Genotypic change in new variants have previously been shown to alter viral phenotype by modulating innate immune responses as well as evasion of the adaptive immune response15,68. Additionally, mutations can alter spike functionality to impact transmission and pathogenesis. For example, a polybasic insertion at the S1/S2 spike junction that facilitates cleavage of the spike glycoprotein by furin during virus assembly13. This may have provided a selective advantage in lung cells and primary
human airway epithelial cells for the original emergent SARS-CoV-2, and previous VOCs by permitting spike activation by the plasma membrane protease TMPRSS2, enabling rapid cell surface fusion55. In this study, we found that the Omicron variant has switched entry pathway to preferentially use endosomal fusion that is independent of TMPRSS2; a major change in the biological behaviour of the virus.

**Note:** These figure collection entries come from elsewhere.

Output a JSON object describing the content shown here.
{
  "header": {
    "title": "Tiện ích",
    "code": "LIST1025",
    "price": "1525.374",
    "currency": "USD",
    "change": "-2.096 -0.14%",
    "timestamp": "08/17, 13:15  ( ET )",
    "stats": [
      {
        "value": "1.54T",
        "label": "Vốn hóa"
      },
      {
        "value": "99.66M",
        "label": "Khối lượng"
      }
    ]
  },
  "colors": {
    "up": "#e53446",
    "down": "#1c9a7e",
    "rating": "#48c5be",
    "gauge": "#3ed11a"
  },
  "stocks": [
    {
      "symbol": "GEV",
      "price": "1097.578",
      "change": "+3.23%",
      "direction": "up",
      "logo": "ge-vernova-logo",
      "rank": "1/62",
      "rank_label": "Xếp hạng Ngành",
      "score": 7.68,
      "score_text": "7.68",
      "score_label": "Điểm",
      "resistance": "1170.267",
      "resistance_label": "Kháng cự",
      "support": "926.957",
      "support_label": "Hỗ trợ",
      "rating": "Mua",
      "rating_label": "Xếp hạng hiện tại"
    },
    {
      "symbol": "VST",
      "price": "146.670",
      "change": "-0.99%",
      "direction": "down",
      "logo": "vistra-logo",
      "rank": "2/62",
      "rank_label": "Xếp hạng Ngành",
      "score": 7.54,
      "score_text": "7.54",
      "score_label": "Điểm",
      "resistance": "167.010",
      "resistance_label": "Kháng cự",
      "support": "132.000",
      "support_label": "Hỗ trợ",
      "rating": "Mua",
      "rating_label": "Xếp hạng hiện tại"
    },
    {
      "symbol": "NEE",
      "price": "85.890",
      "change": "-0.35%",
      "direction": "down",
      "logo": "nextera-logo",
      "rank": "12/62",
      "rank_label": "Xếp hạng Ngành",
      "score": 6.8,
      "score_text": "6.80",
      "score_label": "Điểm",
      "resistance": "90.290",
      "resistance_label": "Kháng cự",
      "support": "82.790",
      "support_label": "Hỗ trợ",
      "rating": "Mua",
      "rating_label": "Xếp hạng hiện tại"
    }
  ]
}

This switching in the mechanism of fusion activation also manifests in reduced syncytia formation in infected cells, likely to reduce the cell-to-cell transmission characteristic of other variants. These properties have the potential to substantially change cellular tropism and pathogenesis of disease.
Nonetheless, even a variant that is less virulent with a very high transmission rate may still present a substantial risk to older people and those with co-morbidities, especially those with immunosuppression. Moreover, our work demonstrates that SARS-CoV-2 exhibits high antigenic and functional plasticity; further fundamental shifts in transmission and disease should be anticipated.